We have not seen a previous exploration of the grouping correction for the Rayleigh test recommended by Batschelet (1981), although he states (p. 38) that it has minimal effect for k > 12. In fact, we find that it has very little effect on the power of the Rayleigh test, even if k = 4, so we do not recommend the use of this correction factor when applying the Rayleigh test.
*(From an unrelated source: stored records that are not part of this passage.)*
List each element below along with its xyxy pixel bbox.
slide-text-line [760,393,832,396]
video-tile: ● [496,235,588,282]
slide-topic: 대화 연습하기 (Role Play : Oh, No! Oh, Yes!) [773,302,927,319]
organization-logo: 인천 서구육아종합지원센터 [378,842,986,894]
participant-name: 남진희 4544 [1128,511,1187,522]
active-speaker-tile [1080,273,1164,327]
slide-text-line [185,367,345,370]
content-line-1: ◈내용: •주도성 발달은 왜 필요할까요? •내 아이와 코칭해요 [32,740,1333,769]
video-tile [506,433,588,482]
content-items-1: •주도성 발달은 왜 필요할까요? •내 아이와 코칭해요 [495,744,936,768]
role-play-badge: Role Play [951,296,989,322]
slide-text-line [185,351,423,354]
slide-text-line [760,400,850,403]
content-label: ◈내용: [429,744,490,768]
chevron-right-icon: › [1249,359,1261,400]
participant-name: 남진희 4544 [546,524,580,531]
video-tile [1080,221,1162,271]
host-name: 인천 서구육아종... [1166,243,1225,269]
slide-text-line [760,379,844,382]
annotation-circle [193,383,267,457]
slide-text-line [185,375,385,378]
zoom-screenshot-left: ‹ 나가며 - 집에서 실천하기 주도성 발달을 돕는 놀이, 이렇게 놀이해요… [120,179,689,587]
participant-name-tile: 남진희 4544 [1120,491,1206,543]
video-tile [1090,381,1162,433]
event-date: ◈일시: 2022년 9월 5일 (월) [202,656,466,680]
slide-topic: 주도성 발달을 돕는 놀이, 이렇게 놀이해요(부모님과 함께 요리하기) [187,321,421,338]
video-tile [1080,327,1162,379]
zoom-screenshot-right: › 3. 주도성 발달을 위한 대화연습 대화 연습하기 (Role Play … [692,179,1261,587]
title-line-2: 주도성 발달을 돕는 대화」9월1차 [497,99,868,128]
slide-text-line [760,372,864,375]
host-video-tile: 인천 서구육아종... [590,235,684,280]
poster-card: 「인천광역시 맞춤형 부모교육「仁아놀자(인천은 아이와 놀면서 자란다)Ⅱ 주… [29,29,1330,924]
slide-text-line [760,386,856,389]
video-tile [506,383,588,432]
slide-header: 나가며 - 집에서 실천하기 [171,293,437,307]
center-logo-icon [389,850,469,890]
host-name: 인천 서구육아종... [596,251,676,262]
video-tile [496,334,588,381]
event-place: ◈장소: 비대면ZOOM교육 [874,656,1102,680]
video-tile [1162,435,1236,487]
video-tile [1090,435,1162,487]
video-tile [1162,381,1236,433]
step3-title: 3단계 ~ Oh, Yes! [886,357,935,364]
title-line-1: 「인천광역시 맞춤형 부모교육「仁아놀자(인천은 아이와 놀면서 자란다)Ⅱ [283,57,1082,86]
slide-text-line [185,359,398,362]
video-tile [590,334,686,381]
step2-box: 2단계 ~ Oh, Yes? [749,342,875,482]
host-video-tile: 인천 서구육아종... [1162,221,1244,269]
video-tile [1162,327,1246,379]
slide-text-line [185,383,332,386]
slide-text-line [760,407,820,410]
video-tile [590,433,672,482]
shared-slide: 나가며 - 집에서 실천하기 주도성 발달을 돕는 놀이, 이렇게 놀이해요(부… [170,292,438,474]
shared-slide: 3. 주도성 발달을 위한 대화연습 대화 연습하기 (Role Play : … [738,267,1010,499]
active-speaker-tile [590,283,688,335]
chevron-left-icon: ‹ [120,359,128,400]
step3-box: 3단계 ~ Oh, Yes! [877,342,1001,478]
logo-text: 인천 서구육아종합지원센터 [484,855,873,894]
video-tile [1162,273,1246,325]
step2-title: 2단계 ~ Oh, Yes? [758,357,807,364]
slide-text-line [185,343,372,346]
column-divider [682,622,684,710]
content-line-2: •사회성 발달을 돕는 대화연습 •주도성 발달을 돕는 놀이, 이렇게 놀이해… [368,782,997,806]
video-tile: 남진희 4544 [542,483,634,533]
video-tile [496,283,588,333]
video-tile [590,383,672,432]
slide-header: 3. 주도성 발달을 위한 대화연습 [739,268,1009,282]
Our suggestion that the Rayleigh test could sometimes appropriately be applied to grouped data is based on its empirical performance in our simulations, ease of use and familiarity; it does not have a theoretical justification. For those researchers who would rather use a method for which there is theoretical justification (rather than just the simulation support provided here), we can offer comparison between three commonly recommended methods based on the existing literature and our investigations. There has been relatively little previous comparison of tests for patterns in grouped circular data. Reijneveld (1990) found that the test of Freedman (1979) gave better or equivalent power to detect sinusoidal deviations from uniformity, compared to a number of tests specifically designed to detect such deviations, and warned that these other tests are unreliable if there is a deviation from uniformity, but it is not sinusoidal. Similar conclusions had been reached previously by Marrero (1983). Here, we found very strong similarity between the three methods tested. None of these methods is currently implemented in software packages that we know of; however, an R code for each of them is provided in the context of the house martin nest distribution example outlined above (see supplementary material). In terms of ease of calculation and speed of implementation, there is little to choose between the three methods. The calculations of Brown’s test are more involved than those of Watson’s but offer no clear performance benefit in our simulations. Freedman’s test offers conceptual similarity to the Kolmogorov-Smirnov test, the modified Watson’s test and the range of other tests commonly used in circular statistics originally developed by Watson. Pending further research, selection can be based on which of these similarities resonates most with the individual researcher.